As we walk in, a very attractive blonde girl is walking in with her friend. She’s tall, tan, and wearing a black halter top with very low cut black pants. In years past, she would have been accosted by the drunk and crazed infield inhabitants. But in 2003, the only thing she gets pestered with is an offer of a ride by a couple of dorky rednecks in a beat up Ford truck with Lynard Skynard playing on the stereo. To me this scene is the perfect juxtaposition of the modern world of NASCAR: Beautiful women attracted to the same scene that was once the sole domain of stereotypical American beer-drinking redneck. Social anthropologists would have a field day here.
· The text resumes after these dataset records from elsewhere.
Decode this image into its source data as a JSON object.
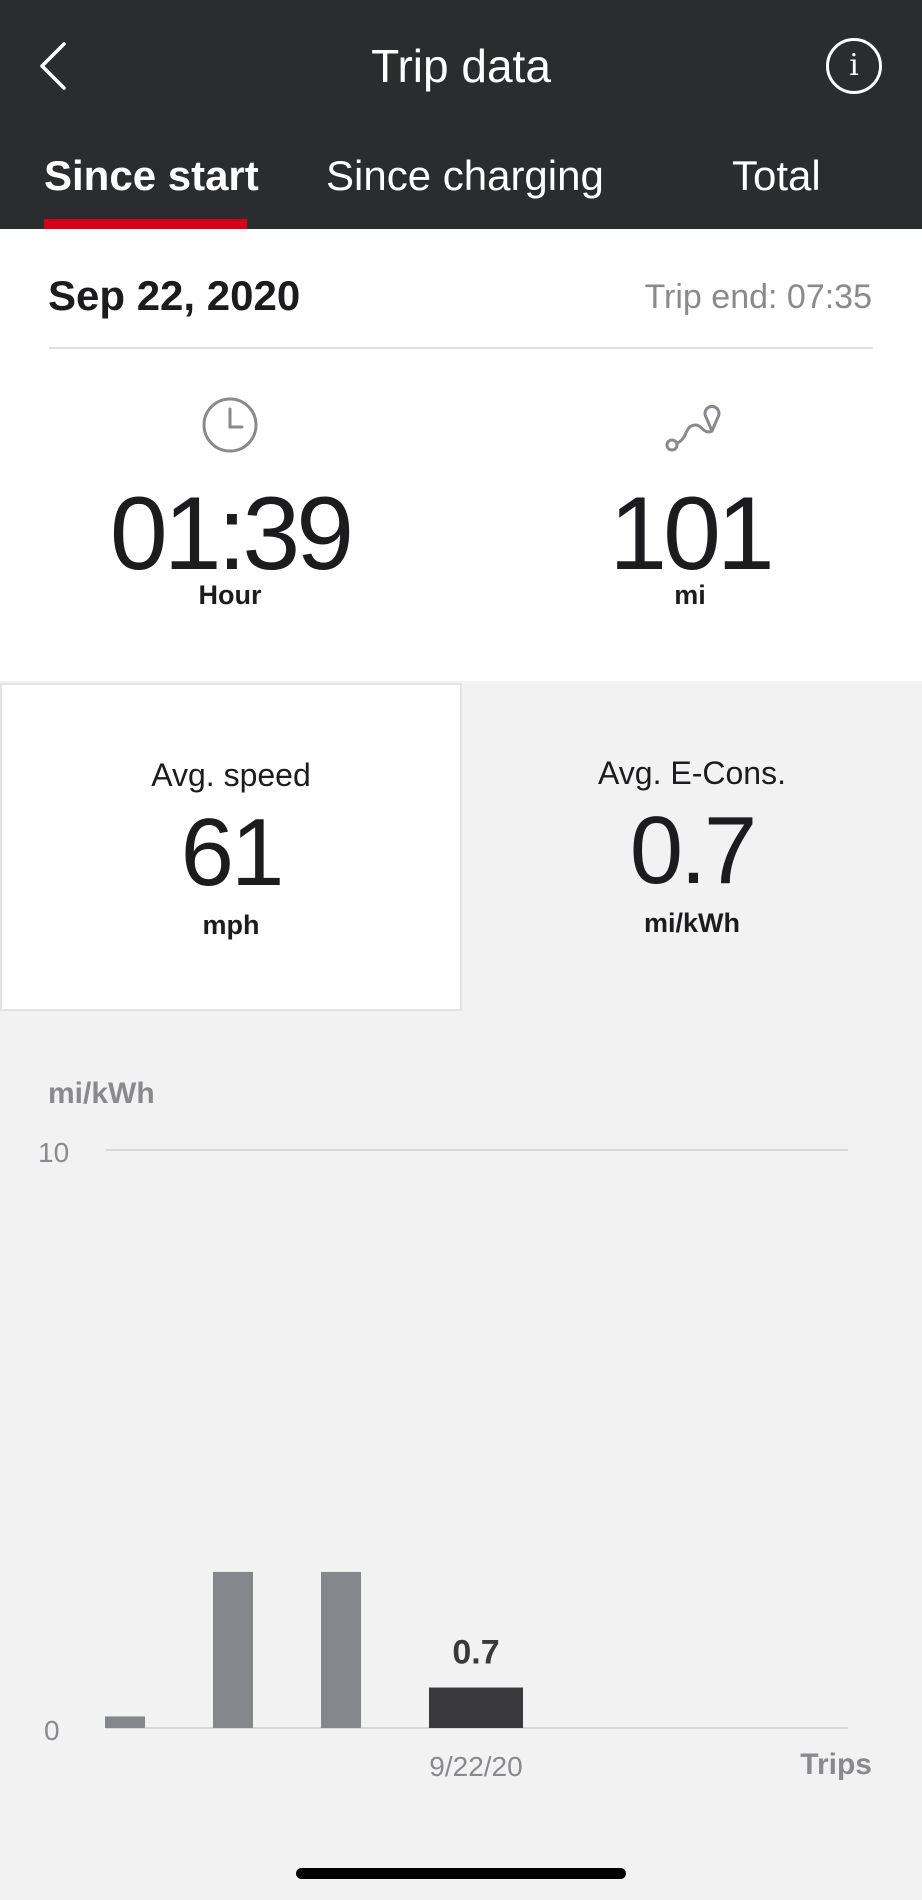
{
  "header": {
    "title": "Trip data",
    "tabs": [
      {
        "label": "Since start",
        "active": true
      },
      {
        "label": "Since charging",
        "active": false
      },
      {
        "label": "Total",
        "active": false
      }
    ]
  },
  "trip": {
    "date": "Sep 22, 2020",
    "trip_end": "Trip end: 07:35",
    "duration": {
      "value": "01:39",
      "unit": "Hour",
      "icon": "clock-icon"
    },
    "distance": {
      "value": "101",
      "unit": "mi",
      "icon": "route-icon"
    }
  },
  "averages": {
    "speed": {
      "label": "Avg. speed",
      "value": "61",
      "unit": "mph"
    },
    "econs": {
      "label": "Avg. E-Cons.",
      "value": "0.7",
      "unit": "mi/kWh"
    }
  },
  "colors": {
    "accent": "#d5001c",
    "header_bg": "#2b2c2e",
    "bar_inactive": "#86878c",
    "bar_active": "#39393c"
  },
  "chart_data": {
    "type": "bar",
    "ylabel": "mi/kWh",
    "xlabel": "Trips",
    "ylim": [
      0,
      10
    ],
    "y_ticks": [
      "0",
      "10"
    ],
    "values": [
      0.2,
      2.7,
      2.7,
      0.7
    ],
    "selected_index": 3,
    "selected_value_label": "0.7",
    "selected_tick_label": "9/22/20"
  }
}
11:30AM- In the garage area. The hour or so before the start of a race is social time for NASCAR people. All the teams have cooks who create gourmet meals for their crews, team members, sponsors, and whoever else is hanging out with them. I don’t see too many hot dogs and chips being eaten. The fans in the stands might be chowing on $6.00 hamburgers, but the teams eat very well. I have a BBQ chicken sandwich ($6.50) and a sports drink ($3.00). I need a better hook up with a team if only to get a decent meal.

12:15PM- Sitting on the pit lane wall during driver introduction. In many ways this is the best part of pit access at a NASCAR race. You are totally immersed in the scene. Everyone who is anyone in the world of NASCAR is milling around near you. Drivers, crew chiefs, celebrities, team owners, live TV cameras- it’s all here. The guys from the country band Brooks & Dunn are a few feet away. John Travolta, the Grand Marshal of the race, is nearby, as are all your favorite and not-so-favorite drivers. We miss seeing Mariah Carey, though. Must have been getting coiffed prior to her singing of the national anthem.

12:30PM- Getting the boot from pit lane. It’s 30 minutes to race time and we get kicked out of the pit lane. Time to find someplace to watch the race.

After the race starts, we find a place along the front straight where we can see the cars enter Turn One. Our view includes about 20% of the track. Good thing we have scanners so we can listen to play-by-play of the race and team communications. As the rain starts for the first time we run over to infield bathrooms and take cover under the eaves. We were hot and sweaty before the rain, now we’re wet too. But the rain stops, the sun and ten jet driers come out, and we find an abandoned picnic bench to rest on while we wait for the restart. A little more scouting finds us a better viewing spot at the exit of pit road close to one of those massive TV monitors in the infield. Yeah, it’s also a parking area for tour buses and we’ve got to snort diesel fumes, but at least the scanner’s headphones drown out most of the idling engine clatter. And now we can watch the race on TV and catch a glimpse of the cars on the track for a few seconds.

It’s not too long until it begins to rain again, and this time it seems permanent. As we wander around the infield (we’re soaked by now so threre’s no sense in running for cover) we see a few drivers have changed into street clothes. When we see pole sitter Jeff Green driving out of the track in his Chevy Tahoe, we know the day is over.

We schlep it back to the bus drop-off area for the ride back to the parking lot. Getting out of Daytona and onto I-95 South – no way I was going to take I-4 back – was quick and painless. Two hours later we’re sitting at the bar at Chili’s having fajitas and beer. Although the 2003 Daytona 500 was a big disappointment in my book it won’t sway me from going again if I have the chance. I love racing, especially NASCAR, and I realize it’s a privilege to have the opportunity to experience racing from such a unique perspective.

In a perfect world every race would run the full distance and be held in perfect weather. You would be able to see all the action from an ideal position. Alas, that’s not a realistic scenario. So in many ways watching a race from home, complete with your favorite chair and good food in the fridge, is a better choice for race fans. And if you attend an event the view from the grandstands is always superior. So don’t be too envious of the people you see in the garage area. Chances are you will enjoy the race more than they will.